Ma come viene risolta la “copertura” dei due edifici? La copertura della Neue Nationale Galerie si dispone a coprire lo spazio architettonico rimanendo formalmente autonoma e conclusa, sebbene collegata agli altri elementi della composizione da ragioni metriche e costruttive, tanto che il montaggio avvenne a terra, e poi la copertura, tutta intera, una lastra rigida e finita di oltre 64 metri di lato, venne sollevata da grandi gru e posizionata sugli otto pilastri. Nella Kunsthal invece la copertura riassume le parti dell’edificio, anzi in qualche modo le rinforza, concorrendo a ricostruire i volumi prima “fatti a pezzi”. Koolhaas sembra giocare con i riferimenti, accettandoli e smentendoli: come il terrazzo-giardino proposto a conclusione della rampa interna, ma privo di motivazioni funzionali; o come la modanatura grigio scura, proprio come quella della Neue Nationale Galerie, che definisce lo spessore della copertura quando sul fronte principale aggetta “miesianamente” rispetto alla parete vetrata che chiude l’ingresso, subito smentita da una imprevedibile trave parapetto arancione, molto più vistosa.
Vediamo infine la pelle dello spazio architettonico, ovvero l’”involucro” che lo richiude. Per Mies la chiusura non c’è. Una vetrata a tutta altezza, arretrata rispetto al filo della copertura, chiude lo spazio atmosferico, ma non quello architettonico. La vera chiusura, semmai, è la proiezione a terra della copertura. Da dentro si percepisce a 360 gradi la città in tutta la sua profondità e orizzontalità. Per Koolhaas l’involucro è distinto dalle altre membrature – anche qui non mancano trasparenze e sfondamenti visivi – ma niente affatto continuo. La stessa unità geometrica dei volumi ne risulta smentita: lo spigolo non è mai trattato simmetricamente da una parte e dall’altra, i materiali perdono concretezza e ragione costruttiva, si sfaldano, si smaterializzano. Qui sembra tutto terribilmente sciatto, troppo sciatto per essere “progettato”. E infatti è la metafora della città che non si progetta, ovvero che si progetta da sola, fatta di cose pesanti e leggere, stabili e provvisorie. Mentre Mies incornicia Berlino sotto la linea netta della copertura, Koolhaas disegna Rotterdam, come un graffito, sull’involucro esterno della Kunsthal: pareti in cemento, rivestimenti in pietra, lamiere grecate, vetrate… c’è spazio per tutto nella sua città generica(4)!
Come abbiamo già anticipato, Per Mies il procedimento è “compositivo”, cioè mette insieme gli elementi architettonici secondo relazioni e gerarchie.
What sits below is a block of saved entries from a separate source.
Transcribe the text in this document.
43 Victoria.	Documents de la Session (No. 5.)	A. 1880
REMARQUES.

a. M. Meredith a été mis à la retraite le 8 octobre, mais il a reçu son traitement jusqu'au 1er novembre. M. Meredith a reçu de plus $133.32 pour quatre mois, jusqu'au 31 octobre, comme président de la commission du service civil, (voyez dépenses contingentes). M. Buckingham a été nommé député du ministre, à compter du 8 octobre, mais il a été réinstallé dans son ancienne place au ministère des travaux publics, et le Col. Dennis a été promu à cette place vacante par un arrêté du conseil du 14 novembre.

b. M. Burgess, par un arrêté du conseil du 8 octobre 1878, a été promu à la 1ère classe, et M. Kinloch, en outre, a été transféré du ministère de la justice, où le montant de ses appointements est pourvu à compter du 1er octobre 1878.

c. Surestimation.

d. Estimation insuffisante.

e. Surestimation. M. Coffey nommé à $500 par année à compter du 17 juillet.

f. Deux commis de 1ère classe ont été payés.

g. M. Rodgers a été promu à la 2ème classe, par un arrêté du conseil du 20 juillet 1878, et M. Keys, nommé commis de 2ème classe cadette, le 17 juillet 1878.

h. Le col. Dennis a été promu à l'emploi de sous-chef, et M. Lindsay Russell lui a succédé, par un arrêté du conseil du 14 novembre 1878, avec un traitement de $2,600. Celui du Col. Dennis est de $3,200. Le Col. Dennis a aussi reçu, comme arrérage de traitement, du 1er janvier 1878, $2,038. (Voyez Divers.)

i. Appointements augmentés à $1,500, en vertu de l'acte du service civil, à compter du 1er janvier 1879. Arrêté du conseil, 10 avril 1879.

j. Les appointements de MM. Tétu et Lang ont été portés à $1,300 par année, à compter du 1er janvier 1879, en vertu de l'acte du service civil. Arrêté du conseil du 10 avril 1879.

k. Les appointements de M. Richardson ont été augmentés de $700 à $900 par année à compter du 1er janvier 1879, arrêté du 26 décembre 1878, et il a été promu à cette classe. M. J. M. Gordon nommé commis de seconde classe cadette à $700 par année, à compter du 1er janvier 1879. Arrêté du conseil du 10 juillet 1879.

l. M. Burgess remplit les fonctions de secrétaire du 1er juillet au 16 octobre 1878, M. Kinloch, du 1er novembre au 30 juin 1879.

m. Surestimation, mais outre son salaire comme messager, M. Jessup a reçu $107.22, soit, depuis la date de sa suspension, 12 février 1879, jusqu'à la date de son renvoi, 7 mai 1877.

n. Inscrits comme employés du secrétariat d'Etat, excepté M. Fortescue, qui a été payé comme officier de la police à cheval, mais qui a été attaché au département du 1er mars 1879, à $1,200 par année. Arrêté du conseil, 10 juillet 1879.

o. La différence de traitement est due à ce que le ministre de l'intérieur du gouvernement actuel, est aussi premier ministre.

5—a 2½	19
Le scienze esatte, come la matematica e la geometria, sono un valido strumento per progettare. Per Koolhaas il procedimento è “scompositivo”, ovvero raduna sotto forma di elenco gli elementi dell’architettura aggregandoli senza rapporti di dipendenza. Paradossalmente gli elementi possono essere gli stessi (e in parte lo sono), ma diversissime sono le tecniche associative di questi elementi. Mies ricerca nel progetto identità e unità anche nella autonomia delle parti, che anzi appaiono come altrettante piccole unità progettuali. Koolhaas pratica la molteplicità e la complessità. Non c’è identità ma contaminazione; alla autonomia delle parti preferisce l’accumulo. Mies infine ricerca la coerenza ed effettua scelte decise ed esatte. Rifiuta il superfluo e crede nel dettaglio. La sua architettura pratica l’ “o-o”. Koolhaas rifiuta la coerenza, è irriverente e blasfemo nei confronti del contesto e del dettaglio. È architettura del dubbio che pratica l’ “e-e”.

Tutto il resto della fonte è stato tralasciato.